The Midnight Writer

Have you ever been about to shut down the laptop for the day and go to bed when a sudden insight into a scene overtakes you, so you think with excitement, well, I’ll just sit down and add that part or make that change, it’ll just take a minute, and then you get into the work in progress, and look up to discover, holy hell, it’s ninety minutes later?

Yes, it’s at once irritating, satisfying, annoying, and exhausting. That damn muse has no sense of time.

Speaking of time, time to write like crazy, at least one more time.

E Cubed

Energy, exploring, and expectations.

The more I write fiction, the greater I understand that much of my writing is about exploring what I’m thinking and understand (and then trying to explain and share it by putting it in a story), and managing expectations about writing.

Some days, about one in fifty, I think, I don’t want to write. It’s mostly because I weary of my routine and want a time out. This typically happens when multiple energy levels – creative, physical, intellectual, mental, and emotional, let’s say – simultaneously drop to low levels. That puts me in a black place. That’s when I must dig deepest and longest to sit down and start typing those first words. If I can make it through a paragraph, I’ll persist and write several pages.

I know this. That’s when managing expectations enter my personal equation. Like everything else, my writing efforts reside on a spectrum. I know there are days when the words leap effortlessly through mind and onto media (and I love those days, and thank the Universe for the experience). On the spectrum’s opposite end on those weary, turgid days. Not only do I not want to write, but I’m also pretty much a much larger asshole than I am on other days. My tolerance, patience, and bonhomie seem completely drained on those days.

I also know that regardless of my approach and expectations to writing (and editing, and the rest of the writing process) on those days, I can rarely tell the difference in the end product. I edit, revise and polish too much. I tend to write the bones down in a flurry, and then more leisurely add details, bridges, and expansion. For instance, the first line of a new chapter begun the other day ended up being the first line of the sixth paragraph by the time I finished the chapter. That line was the part of the scene I first saw, but then the light grew wider and brighter, and I saw more of the scene, and entered the characters and their expectations and participation more deeply.

I know all of these things because I’ve explored myself and my approach to writing, and what I like and dislike about my processes. And then I write and post about it because that helps me clarify my understanding. Sometimes, other writers respond, and let me know, “Hey, me, too,” and that helps, too, because I see that I’m just another normal, fucked up writer. I might even be human.

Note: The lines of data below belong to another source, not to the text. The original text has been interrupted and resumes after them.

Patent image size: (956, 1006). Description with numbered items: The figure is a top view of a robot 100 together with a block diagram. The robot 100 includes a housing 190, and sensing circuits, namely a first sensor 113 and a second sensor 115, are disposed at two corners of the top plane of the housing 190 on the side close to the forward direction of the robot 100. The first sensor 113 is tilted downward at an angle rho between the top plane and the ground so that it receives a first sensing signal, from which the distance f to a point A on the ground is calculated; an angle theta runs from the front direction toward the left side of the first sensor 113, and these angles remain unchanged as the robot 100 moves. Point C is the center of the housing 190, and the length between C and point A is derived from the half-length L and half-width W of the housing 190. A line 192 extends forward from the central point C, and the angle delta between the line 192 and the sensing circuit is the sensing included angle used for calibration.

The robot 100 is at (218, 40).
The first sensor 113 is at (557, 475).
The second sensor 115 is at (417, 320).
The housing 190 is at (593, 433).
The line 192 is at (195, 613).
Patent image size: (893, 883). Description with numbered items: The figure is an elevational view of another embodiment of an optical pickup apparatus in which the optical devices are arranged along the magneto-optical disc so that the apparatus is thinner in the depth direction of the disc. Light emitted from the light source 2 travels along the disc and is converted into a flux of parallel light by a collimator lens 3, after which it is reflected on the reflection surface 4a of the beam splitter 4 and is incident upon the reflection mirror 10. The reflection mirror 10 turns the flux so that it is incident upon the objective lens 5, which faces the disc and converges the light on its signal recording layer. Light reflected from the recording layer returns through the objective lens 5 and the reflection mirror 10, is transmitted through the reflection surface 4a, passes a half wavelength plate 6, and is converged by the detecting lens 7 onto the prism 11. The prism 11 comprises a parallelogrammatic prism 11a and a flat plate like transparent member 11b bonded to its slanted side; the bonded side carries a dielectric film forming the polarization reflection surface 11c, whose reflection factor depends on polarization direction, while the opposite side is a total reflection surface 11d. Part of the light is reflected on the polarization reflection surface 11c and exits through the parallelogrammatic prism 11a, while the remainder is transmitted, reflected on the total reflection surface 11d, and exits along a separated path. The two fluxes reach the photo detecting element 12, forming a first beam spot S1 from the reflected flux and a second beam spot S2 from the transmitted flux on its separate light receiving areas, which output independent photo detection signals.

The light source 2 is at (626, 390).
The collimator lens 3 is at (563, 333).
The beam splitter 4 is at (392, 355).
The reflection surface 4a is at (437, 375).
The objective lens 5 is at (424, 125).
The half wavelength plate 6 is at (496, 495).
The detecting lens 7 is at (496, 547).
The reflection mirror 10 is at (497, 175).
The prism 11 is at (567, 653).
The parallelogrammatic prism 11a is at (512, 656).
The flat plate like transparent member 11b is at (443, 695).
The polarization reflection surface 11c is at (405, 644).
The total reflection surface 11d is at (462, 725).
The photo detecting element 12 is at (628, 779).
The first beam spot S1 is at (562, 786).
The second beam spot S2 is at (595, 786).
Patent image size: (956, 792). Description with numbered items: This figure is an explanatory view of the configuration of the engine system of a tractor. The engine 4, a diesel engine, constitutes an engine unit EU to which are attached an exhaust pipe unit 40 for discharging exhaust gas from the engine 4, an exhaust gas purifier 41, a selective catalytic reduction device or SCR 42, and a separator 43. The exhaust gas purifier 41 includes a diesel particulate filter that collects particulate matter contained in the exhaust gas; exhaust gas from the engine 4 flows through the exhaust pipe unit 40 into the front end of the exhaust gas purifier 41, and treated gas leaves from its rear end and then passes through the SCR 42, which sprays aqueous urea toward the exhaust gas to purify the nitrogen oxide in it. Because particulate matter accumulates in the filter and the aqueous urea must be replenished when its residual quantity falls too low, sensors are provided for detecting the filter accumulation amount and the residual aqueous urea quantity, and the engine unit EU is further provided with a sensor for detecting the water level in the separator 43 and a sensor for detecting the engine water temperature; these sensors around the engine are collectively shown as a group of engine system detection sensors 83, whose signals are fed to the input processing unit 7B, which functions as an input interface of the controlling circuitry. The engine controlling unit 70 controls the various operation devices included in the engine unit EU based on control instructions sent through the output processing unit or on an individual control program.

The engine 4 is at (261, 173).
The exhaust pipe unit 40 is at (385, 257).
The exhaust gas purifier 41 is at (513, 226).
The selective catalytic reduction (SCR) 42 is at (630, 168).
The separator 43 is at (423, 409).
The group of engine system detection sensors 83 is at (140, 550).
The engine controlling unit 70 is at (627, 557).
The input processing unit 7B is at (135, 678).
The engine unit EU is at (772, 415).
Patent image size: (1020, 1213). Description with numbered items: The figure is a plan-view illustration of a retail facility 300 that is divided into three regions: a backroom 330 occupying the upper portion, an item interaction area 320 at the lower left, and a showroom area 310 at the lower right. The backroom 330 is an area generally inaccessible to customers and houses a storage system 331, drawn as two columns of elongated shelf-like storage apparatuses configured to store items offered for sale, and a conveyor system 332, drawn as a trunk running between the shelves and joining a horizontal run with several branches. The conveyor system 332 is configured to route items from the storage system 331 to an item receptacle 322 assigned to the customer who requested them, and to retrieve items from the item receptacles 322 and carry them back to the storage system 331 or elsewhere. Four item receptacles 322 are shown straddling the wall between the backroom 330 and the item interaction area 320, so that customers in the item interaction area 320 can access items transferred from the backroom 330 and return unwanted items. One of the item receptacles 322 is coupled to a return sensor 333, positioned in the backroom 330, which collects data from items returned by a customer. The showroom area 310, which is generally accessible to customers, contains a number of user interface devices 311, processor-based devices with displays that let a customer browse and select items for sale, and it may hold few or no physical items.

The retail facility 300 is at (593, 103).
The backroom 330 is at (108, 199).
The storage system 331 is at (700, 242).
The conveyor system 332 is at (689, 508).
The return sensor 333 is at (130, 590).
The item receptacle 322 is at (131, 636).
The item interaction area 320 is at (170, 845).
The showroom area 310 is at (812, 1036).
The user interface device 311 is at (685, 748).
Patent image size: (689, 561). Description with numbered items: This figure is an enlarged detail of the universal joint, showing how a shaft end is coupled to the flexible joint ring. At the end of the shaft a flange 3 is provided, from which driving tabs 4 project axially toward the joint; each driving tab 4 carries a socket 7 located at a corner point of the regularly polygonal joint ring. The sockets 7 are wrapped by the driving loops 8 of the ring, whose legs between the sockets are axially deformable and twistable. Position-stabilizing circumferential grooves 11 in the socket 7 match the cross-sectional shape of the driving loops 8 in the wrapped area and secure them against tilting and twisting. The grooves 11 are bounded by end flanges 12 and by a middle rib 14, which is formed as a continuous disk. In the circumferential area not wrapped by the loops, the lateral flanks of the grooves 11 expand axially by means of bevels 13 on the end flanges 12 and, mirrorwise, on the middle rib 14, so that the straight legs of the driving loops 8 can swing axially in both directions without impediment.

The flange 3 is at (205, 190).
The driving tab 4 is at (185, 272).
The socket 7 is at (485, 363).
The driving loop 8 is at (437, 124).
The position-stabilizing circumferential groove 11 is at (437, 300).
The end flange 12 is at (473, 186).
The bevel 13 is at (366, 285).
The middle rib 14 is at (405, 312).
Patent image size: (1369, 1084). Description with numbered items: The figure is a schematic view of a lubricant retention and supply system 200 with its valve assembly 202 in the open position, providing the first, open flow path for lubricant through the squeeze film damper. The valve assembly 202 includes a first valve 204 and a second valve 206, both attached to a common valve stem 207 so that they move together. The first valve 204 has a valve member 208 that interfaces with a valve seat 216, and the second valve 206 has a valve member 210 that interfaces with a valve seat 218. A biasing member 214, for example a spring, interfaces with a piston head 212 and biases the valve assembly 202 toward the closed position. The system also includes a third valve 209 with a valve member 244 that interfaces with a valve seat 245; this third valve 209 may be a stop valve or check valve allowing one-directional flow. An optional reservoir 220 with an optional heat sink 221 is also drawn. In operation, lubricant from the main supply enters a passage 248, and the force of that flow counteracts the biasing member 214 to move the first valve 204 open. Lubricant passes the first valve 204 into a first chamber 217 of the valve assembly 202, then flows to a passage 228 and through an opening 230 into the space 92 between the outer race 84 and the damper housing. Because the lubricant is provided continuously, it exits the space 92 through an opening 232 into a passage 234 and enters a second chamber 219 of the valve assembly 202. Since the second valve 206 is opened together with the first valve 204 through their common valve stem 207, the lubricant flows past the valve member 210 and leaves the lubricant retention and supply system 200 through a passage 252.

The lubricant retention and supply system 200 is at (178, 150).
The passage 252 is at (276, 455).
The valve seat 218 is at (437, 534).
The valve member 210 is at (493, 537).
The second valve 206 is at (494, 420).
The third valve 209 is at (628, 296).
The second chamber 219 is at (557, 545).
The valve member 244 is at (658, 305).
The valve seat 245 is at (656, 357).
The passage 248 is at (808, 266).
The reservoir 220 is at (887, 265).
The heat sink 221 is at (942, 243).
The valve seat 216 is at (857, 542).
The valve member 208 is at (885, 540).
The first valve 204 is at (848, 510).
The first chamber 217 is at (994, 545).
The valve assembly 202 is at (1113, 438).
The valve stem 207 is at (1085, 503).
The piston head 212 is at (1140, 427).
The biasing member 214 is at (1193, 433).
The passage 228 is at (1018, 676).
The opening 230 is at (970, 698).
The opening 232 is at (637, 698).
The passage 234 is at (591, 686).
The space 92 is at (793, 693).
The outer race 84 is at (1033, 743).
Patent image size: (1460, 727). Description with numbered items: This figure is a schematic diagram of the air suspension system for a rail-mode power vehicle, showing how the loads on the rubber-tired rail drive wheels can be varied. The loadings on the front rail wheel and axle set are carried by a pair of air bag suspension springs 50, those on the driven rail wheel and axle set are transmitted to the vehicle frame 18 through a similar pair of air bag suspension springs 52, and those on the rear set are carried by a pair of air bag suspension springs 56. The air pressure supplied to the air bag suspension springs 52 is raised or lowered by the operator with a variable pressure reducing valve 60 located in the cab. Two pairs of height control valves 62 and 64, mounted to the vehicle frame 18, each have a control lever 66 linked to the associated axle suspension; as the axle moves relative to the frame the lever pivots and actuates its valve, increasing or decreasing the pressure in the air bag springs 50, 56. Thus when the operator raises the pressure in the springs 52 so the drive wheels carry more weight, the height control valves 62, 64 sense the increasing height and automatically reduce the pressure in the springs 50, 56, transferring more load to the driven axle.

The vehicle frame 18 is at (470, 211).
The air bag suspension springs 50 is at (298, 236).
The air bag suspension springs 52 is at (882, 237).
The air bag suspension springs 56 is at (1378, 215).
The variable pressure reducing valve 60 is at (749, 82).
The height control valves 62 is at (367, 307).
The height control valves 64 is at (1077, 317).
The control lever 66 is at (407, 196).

Time to write like crazy, at least one more time.

The Intersection

I dreamed about my work in progress last night, specifically about the story-line now being addressed. My mind, being what it is, inserted me sometimes, so that I was part of the story. My mind, being what it is, would see that I was dreaming about my writing and including myself as a character, and then try to untangle me from the fiction being written. “I’m the writer. I’m not supposed to be in this story.” That would lead to dream-confusion among the dream participants (dreampants?) about what was going on. It was really…interesting.

Which, after awakening to think about it, demonstrates an intriguing intersection between who I am and how much I put of myself in my writing. Even when I deliberately decide to have a character do or speak in ways that I wouldn’t, that choice is based on what I’d be doing. My characters are composites of other people, but I’m essentially imagining how those folks would respond. I don’t know, though. I don’t have a secret window into their lives. I guess at what they’d do, twisting their responses into madness and lies, and courage and hypocrisy, betrayal and honor, all based on what I think I’ve heard them say and do, and the character’s arc. You all know how unreliable we are as witnesses. We color it all.

But in there, in the intersection between my dreams and imagination, and my choices and decisions, is where my writing takes place. Sometimes it’s a large intersection – or even a roundabout, with too many cars traveling too fast, all trying to change lanes and enter and exit at the same time – and other times, it’s two small animal paths meeting in a quiet field. Whichever intersection it is, I sort it and write.

Time to write like crazy, at least one more time.

Unique

You ever type or write a word, and then look at it and look at it because it seems like it’s wrong? But then you check, and, yup, that is the correct word and spelling?

I hope you do. I don’t want to believe I’m the only one that does this. I don’t want to be that unique.